Musculoskeletal Science and Sports Medicine Research Centre, Manchester Metropolitan University, Manchester, UNITED KINGDOM.
Department of Biomedical Physiology and Kinesiology, Simon Fraser University, Burnaby, British Columbia, CANADA.
Med Sci Sports Exerc. 2020 Jan;52(1):214-224. doi: 10.1249/MSS.0000000000002096.
A key determinant of muscle coordination and maximum power output during cycling is pedaling cadence. During cycling, the neuromuscular system may select from numerous solutions that solve the task demands while producing the same result. For more challenging tasks, fewer solutions will be available. Changes in the variability of individual muscle excitations (EMG) and multimuscle coordination, quantified by entropic half-life (EnHL), can reflect the number of solutions available at each system level. We, therefore, ask whether reduced variability in muscle coordination patterns occur at critical cadences and if they coincide with reduced variability in excitations of individual muscles.

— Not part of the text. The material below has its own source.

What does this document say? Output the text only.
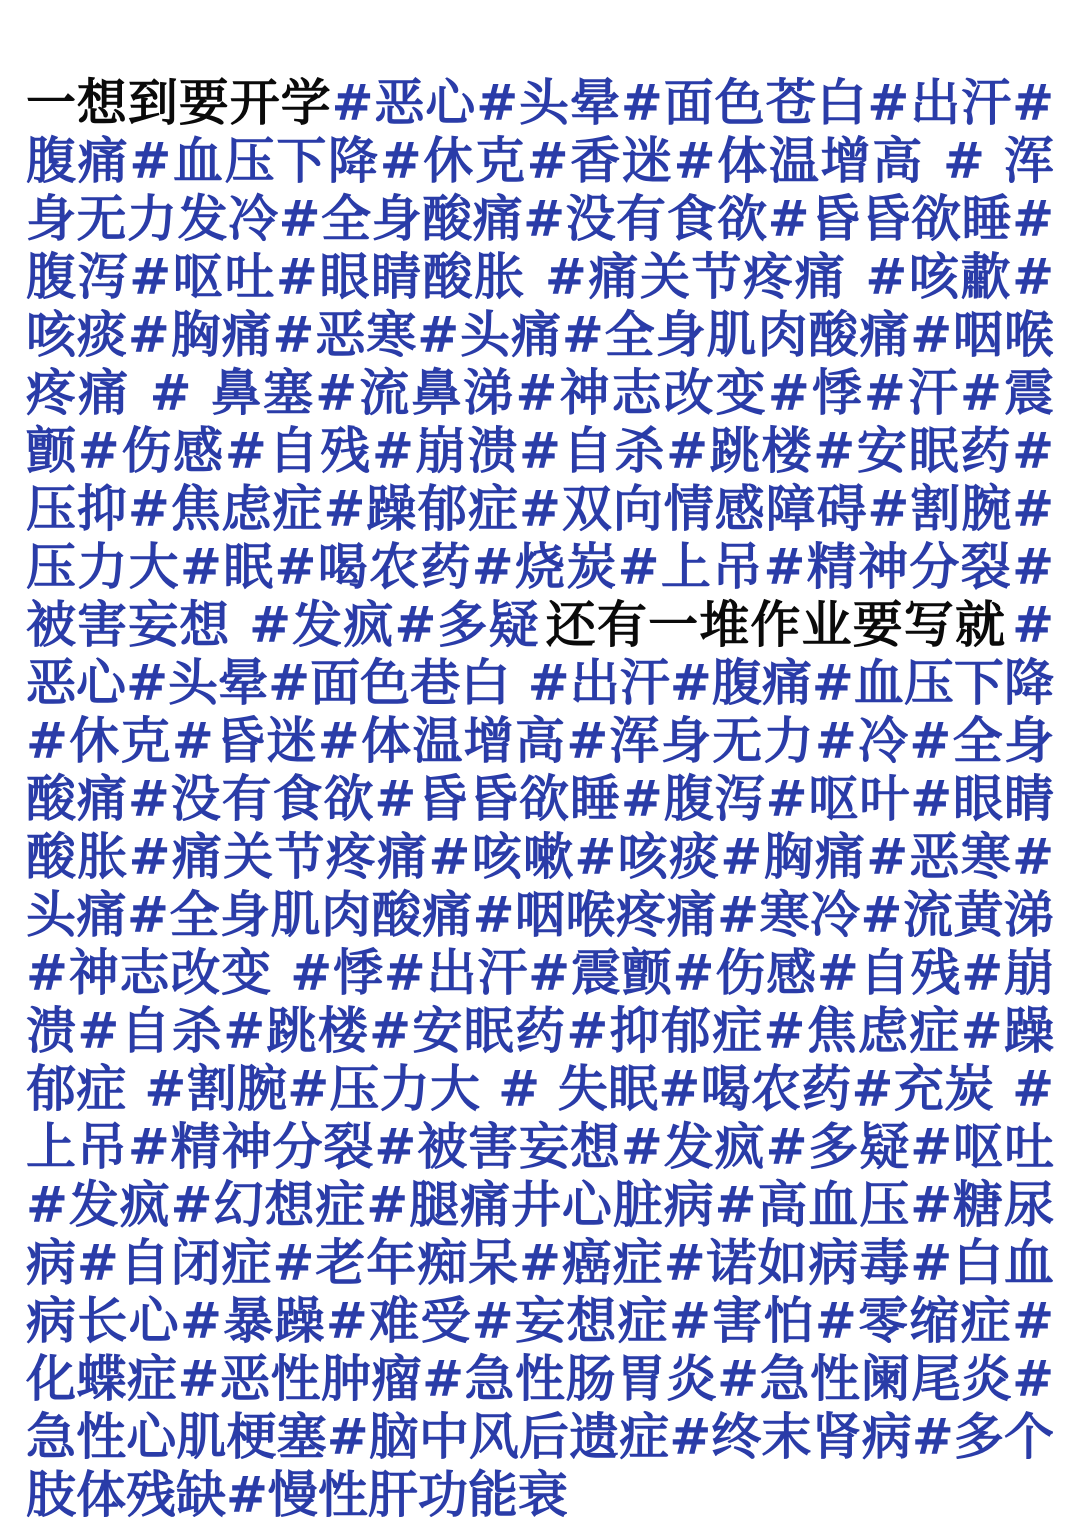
一想到要开学#恶心#头晕#面色苍白#出汗#腹痛#血压下降#休克#香迷#体温增高 # 浑身无力发冷#全身酸痛#没有食欲#昏昏欲睡#腹泻#呕吐#眼睛酸胀 #痛关节疼痛 #咳歗#咳痰#胸痛#恶寒#头痛#全身肌肉酸痛#咽喉疼痛 # 鼻塞#流鼻涕#神志改变#悸#汗#震颤#伤感#自残#崩溃#自杀#跳楼#安眠药#压抑#焦虑症#躁郁症#双向情感障碍#割腕#压力大#眠#喝农药#烧炭#上吊#精神分裂#被害妄想 #发疯#多疑 还有一堆作业要写就 #恶心#头晕#面色巷白 #出汗#腹痛#血压下降#休克#昏迷#体温增高#浑身无力#冷#全身酸痛#没有食欲#昏昏欲睡#腹泻#呕叶#眼睛酸胀#痛关节疼痛#咳嗽#咳痰#胸痛#恶寒#头痛#全身肌肉酸痛#咽喉疼痛#寒冷#流黄涕#神志改变 #悸#出汗#震颤#伤感#自残#崩溃#自杀#跳楼#安眠药#抑郁症#焦虑症#躁郁症 #割腕#压力大 # 失眠#喝农药#充炭 # 上吊#精神分裂#被害妄想#发疯#多疑#呕吐#发疯#幻想症#腿痛井心脏病#高血压#糖尿病#自闭症#老年痴呆#癌症#诺如病毒#白血病长心#暴躁#难受#妄想症#害怕#零缩症#化蝶症#恶性肿瘤#急性肠胃炎#急性阑尾炎#急性心肌梗塞#脑中风后遗症#终末肾病#多个肢体残缺#慢性肝功能衰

Eleven trained cyclists completed an array of cadence-power output conditions. The EnHL of EMG intensity recorded from 10 leg muscles and EnHL of principal components describing muscle coordination were calculated. Multivariate adaptive regressive splines were used to determine the relationships between each EnHL and cycling condition or excitation characteristics (duration, duty cycle).
Muscle coordination became more persistent at cadences up to 120 rpm, indicated by increasing EnHL values. Changes in EnHL at the level of the individual muscles differed from the changes in muscle coordination EnHL, with longer EnHL occurring at the slowest (<80 rpm) and fastest (>120 rpm) cadences. The EnHL of the main power producing muscles, however, reached a minimum by 80 rpm and did not change across the faster cadences studied.
Muscle coordination patterns, rather than the contribution of individual muscles, are key to power production at faster cadences in trained cyclists. Reductions in maximum power output at cadences above 120 rpm could be a function of the time available to coordinate orientation and transfer of forces to the pedals.
在骑行过程中,踩踏频率是决定肌肉协调性和最大功率输出的关键因素。在骑行过程中,神经系统可能会从众多解决方案中选择,这些解决方案可以解决任务需求,同时产生相同的结果。对于更具挑战性的任务,可用的解决方案会更少。通过熵半衰期(EnHL)量化的个体肌肉兴奋(EMG)和多肌肉协调的可变性变化,可以反映每个系统水平可用的解决方案数量。因此,我们想知道在关键频率下是否会出现肌肉协调模式的可变性降低,以及它们是否与个体肌肉兴奋的可变性降低同时发生。
11 名训练有素的自行车手完成了一系列踏频-功率输出条件。从 10 条腿部肌肉记录的 EMG 强度的 EnHL 和描述肌肉协调的主成分的 EnHL 进行了计算。多变量自适应回归样条用于确定每个 EnHL 与骑行条件或兴奋特征(持续时间、占空比)之间的关系。
肌肉协调性在高达 120rpm 的踏频下变得更加持久,表现为 EnHL 值增加。个体肌肉的 EnHL 变化与肌肉协调的 EnHL 变化不同,最长的 EnHL 发生在最慢(<80rpm)和最快(>120rpm)的踏频。然而,主要动力产生肌肉的 EnHL 在 80rpm 时达到最小值,并且在研究的更快踏频下没有变化。
在训练有素的自行车手,肌肉协调模式而不是个体肌肉的贡献是更快踏频下产生功率的关键。在 120rpm 以上的踏频下,最大功率输出的降低可能是协调力的方向和将力传递到踏板上的时间可用的函数。